Montana high court rules regulators set unfair solar terms
BILLINGS, Mont. (AP) — The Montana Supreme Court has ruled that state energy regulators set unfair terms that rendered the MTSUN solar farm uneconomical.
Tuesday's decision paves the way for the solar farm project to move forward in 2021.
The court unanimously ruled that the Montana Public Service Commission chose arbitrary regulations that meant the solar farm could not be economically viable. It was the second time in a month that the high court ruled against the Public Service Commission and the state's largest monopoly utility, NorthWestern Energy.
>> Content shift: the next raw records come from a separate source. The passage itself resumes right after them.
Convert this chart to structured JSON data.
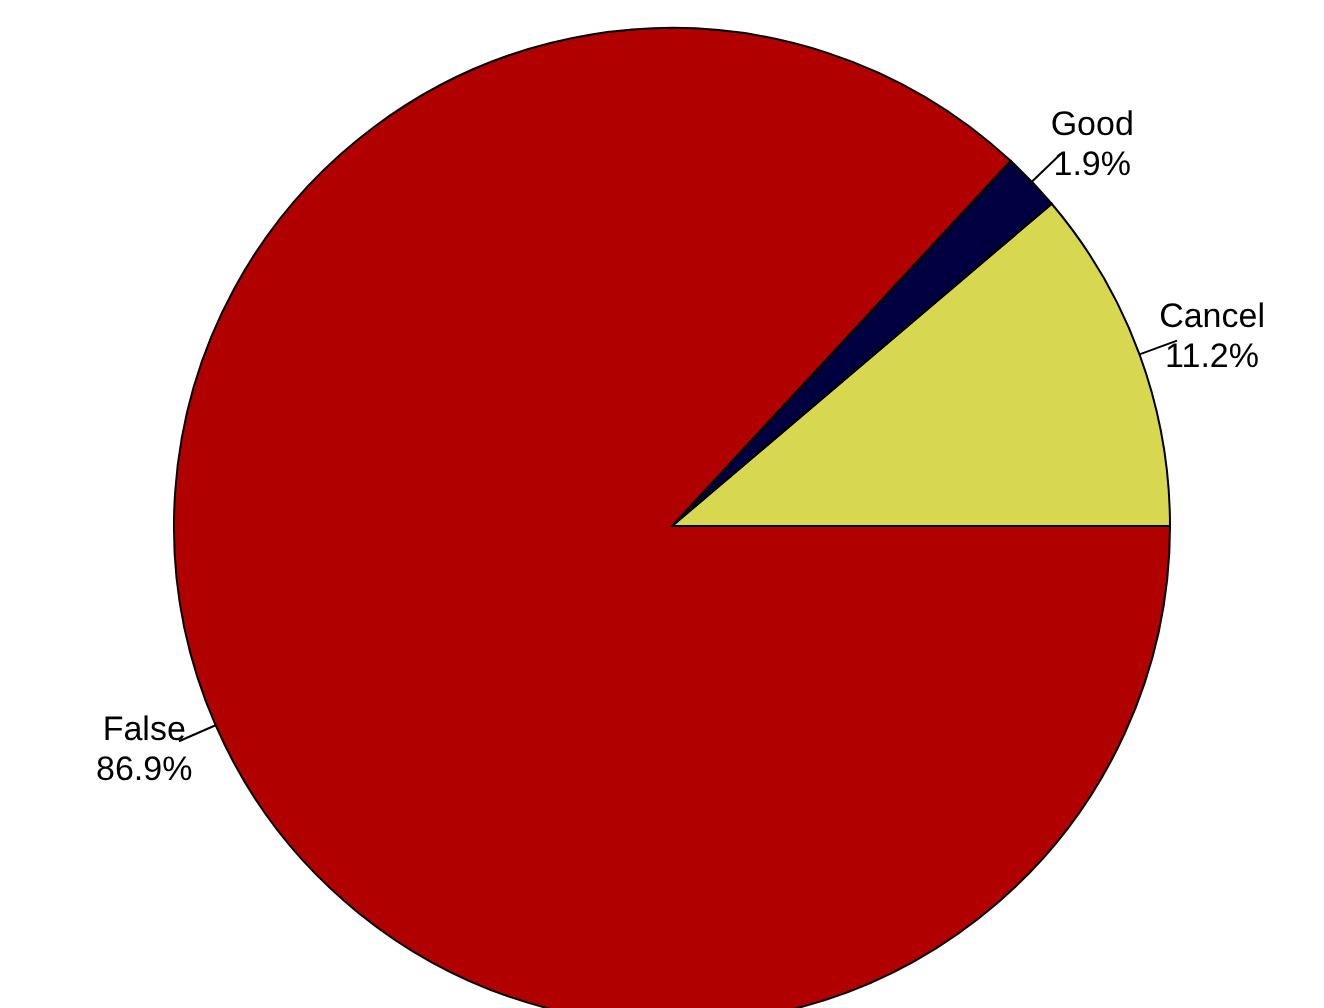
{
  "chart_data": {
    "type": "pie",
    "categories": [
      "Cancel",
      "Good",
      "False"
    ],
    "values": [
      11.2,
      1.9,
      86.9
    ],
    "value_labels": [
      "11.2%",
      "1.9%",
      "86.9%"
    ],
    "colors": [
      "#d8d850",
      "#000040",
      "#b00000"
    ],
    "legend": false
  }
}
The court's ruling affirms a lower court's decision that the Public Service Commission knew it was harming solar-based projects when it shortened power purchase contracts between NorthWestern and solar developers from 25 years to 15 years, the Billings Gazette reported.
"In reviewing the record and considering each component of the PSC's orders, it is clear that at nearly every step of setting the terms of MTSUN's PPA, the PSC chose arbitrary and unlawful methodologies that resulted in deflating the economic feasibility of MTSUN's project," wrote state Chief Justice Mike McGrath in his decision.
The solar farm is due to become the second largest project of its kind at 0.75 square miles (1.9 square kilometers). The 80-megawatt development would generate enough electricity to power about 14,400 homes. The project would also lower electricity prices, officials said.
The PSC is comprised of a five-person board, currently all Republicans. Commission spokesperson Drew Zinecker did not respond to a call or email from the Gazette on Tuesday seeking comment.